A frequent question from school district administrators is, “When should a student receive a 504 Plan rather than an IEP?” That is a great question, and it can be confusing because the laws behind each plan are quite different, but they focus on the same goal- Helping students with disabilities succeed in the classroom.
You are probably familiar with the ins and outs of IEPs, but 504 plans remain a mystery for many folks. This is interesting because 504 plans are much less complicated to develop than an IEP (it doesn’t even have to be written down- although that sounds like a recipe for miscommunication!)
The purpose of a 504 plan is to provide support and remove barriers so students can learn in the regular classroom setting.
To provide guidance on whether to pursue an IEP or 504 plan (or neither), we have designed a decision-making guide to assist you.
Examples of how 504 plans are implemented.
- A student with dyslexia may be allowed to use text-to-speech technology and may get extended time for work that involves reading, spelling, and writing.
- A student with ADHD may be provided with a quiet setting for tests and preferential seating in the classroom to help reduce distractions.
- A student with autism who struggles with self-regulation may have a behavior intervention plan that all teachers follow.
- A student with anxiety may be allowed to leave the classroom as needed for short breaks.
- A student with sensory processing disorder may be allowed access to fidgets or time to engage in his/her sensory diet.
- A student with Tourettes Syndrome may not be punished for verbal outbursts or ticks.
Frequently Asked Questions
Are related services provided with 504 plans?
A 504 plan usually does not include individualized instruction. However, nothing in the Rehabilitation Act prohibits related services. The Civil rights law behind 504 plans has few guidelines. This, in part, is probably why there is confusion surrounding 504 plans. In some cases, students may get related services through a 504 plan, like occupational therapy, physical therapy, or counseling services.
Who is eligible for a 504 plan?
To qualify for a 504 plan, a student needs to have “a physical or mental impairment that substantially limits one or more major life activities.” Life activities can include everyday activities like walking and breathing. But they can also include learning, concentrating, thinking, and communicating.https://www.understood.org/en/articles/504-plans-a-guide-for-teachers
How is a 504 plan different from an IEP?
- An IEP is only for students with one of 13 designated disabilities. A 504 plan can be implemented for a person with any physical or mental impairment (disability) that substantially limits one or more major life activities.” Life activities can include everyday activities like walking and breathing.
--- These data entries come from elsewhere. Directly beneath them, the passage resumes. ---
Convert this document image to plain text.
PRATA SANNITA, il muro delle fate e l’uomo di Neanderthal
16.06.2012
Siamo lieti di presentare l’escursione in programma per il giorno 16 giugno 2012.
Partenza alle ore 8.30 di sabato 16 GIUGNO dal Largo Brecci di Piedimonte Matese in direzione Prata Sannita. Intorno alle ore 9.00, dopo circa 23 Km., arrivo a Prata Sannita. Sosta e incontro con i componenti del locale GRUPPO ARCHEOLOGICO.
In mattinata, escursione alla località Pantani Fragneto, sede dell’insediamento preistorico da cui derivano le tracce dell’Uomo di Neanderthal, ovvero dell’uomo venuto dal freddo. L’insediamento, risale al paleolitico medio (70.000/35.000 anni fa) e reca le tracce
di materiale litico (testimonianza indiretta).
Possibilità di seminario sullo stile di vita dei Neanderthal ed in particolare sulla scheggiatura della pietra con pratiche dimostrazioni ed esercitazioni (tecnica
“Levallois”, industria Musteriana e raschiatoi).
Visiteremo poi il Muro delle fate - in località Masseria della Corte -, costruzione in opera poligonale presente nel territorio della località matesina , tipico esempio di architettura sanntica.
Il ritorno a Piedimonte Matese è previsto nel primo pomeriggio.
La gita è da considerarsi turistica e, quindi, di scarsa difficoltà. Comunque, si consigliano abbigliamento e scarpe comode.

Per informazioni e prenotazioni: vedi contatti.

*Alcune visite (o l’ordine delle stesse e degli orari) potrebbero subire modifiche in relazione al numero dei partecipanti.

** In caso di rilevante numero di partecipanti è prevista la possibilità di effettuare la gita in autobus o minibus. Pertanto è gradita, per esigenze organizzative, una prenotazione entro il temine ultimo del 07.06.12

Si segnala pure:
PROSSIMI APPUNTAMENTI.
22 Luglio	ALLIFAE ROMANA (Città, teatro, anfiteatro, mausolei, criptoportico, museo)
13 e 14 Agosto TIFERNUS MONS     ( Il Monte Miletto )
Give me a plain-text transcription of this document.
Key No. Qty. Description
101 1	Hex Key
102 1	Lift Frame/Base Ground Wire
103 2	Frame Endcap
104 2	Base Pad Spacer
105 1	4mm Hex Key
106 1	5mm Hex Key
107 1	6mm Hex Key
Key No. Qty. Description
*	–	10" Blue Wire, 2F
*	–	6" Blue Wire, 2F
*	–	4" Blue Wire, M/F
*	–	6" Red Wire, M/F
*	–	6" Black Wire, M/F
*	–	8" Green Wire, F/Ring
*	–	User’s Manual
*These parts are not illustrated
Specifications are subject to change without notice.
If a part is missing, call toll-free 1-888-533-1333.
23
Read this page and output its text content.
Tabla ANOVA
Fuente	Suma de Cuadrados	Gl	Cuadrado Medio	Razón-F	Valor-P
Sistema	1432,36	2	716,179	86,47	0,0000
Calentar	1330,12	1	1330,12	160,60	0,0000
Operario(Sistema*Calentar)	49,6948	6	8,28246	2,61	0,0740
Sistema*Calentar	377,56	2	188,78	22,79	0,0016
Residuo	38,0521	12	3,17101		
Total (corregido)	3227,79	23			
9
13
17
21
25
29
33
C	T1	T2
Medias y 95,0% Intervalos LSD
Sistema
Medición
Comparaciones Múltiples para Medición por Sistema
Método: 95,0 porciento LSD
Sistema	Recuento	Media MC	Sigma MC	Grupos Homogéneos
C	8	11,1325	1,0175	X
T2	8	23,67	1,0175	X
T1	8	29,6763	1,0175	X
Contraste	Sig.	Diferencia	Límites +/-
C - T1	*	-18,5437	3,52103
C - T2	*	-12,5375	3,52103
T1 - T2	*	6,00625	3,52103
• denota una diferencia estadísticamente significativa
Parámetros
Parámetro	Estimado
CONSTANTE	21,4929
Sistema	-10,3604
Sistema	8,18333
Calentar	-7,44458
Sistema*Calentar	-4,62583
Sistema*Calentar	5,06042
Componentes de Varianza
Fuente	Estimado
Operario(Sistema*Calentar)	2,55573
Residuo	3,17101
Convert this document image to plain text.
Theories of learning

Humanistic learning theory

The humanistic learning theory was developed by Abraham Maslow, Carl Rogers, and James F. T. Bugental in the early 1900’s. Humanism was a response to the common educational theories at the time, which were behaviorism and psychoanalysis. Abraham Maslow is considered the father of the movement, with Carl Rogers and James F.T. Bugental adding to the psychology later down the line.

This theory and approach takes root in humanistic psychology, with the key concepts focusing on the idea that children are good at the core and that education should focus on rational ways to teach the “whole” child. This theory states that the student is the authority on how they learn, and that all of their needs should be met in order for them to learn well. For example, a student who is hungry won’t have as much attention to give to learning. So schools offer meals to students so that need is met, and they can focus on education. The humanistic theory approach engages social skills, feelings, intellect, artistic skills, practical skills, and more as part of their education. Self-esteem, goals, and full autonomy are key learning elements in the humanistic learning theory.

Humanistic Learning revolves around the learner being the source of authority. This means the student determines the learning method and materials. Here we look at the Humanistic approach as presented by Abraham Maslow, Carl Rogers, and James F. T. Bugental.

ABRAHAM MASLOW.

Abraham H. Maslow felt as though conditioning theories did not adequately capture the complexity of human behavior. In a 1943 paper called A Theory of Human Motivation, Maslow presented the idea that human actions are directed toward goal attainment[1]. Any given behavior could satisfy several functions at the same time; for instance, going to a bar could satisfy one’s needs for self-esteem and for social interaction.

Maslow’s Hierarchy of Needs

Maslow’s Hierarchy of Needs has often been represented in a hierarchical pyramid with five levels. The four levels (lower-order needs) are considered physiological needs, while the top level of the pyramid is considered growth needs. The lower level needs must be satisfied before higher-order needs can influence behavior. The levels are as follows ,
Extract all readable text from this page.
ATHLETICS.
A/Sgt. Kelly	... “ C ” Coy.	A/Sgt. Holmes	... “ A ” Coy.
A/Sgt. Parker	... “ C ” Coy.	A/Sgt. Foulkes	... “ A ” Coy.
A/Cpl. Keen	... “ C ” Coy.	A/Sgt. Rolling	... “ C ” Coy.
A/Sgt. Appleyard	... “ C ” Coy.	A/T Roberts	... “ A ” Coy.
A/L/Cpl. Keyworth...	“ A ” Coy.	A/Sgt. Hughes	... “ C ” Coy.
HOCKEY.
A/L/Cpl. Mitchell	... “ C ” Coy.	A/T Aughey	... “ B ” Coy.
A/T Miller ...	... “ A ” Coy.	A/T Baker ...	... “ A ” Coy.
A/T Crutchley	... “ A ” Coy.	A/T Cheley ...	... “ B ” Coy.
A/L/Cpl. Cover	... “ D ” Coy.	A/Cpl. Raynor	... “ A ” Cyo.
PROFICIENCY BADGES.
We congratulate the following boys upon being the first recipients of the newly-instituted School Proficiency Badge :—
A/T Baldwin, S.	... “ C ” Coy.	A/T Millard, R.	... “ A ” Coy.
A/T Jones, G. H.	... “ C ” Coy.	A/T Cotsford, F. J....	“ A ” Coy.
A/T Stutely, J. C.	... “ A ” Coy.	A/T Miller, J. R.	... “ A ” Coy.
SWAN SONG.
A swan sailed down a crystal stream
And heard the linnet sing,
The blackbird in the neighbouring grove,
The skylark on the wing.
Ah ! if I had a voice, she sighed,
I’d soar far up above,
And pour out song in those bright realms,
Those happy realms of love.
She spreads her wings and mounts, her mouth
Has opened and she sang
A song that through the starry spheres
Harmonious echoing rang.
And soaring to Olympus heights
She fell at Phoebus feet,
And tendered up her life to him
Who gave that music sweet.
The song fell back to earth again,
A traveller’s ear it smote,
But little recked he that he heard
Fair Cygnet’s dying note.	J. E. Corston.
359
But they can also include learning, concentrating, thinking, and communicating.
- There are no required team members on a 504 plan
- Schools aren’t required to involve parents or caregivers when developing 504 plans. However, parents/guardians must be notified regarding evaluations and if the child is found to have a disability. [Excluding parents from their child’s education is a recipe for major problems. Best practice would include parents in the creation of the plan.
- IEPs are focused on Special Education. 504 plans do not involve special education services. (although related services may be included in the plan for some students).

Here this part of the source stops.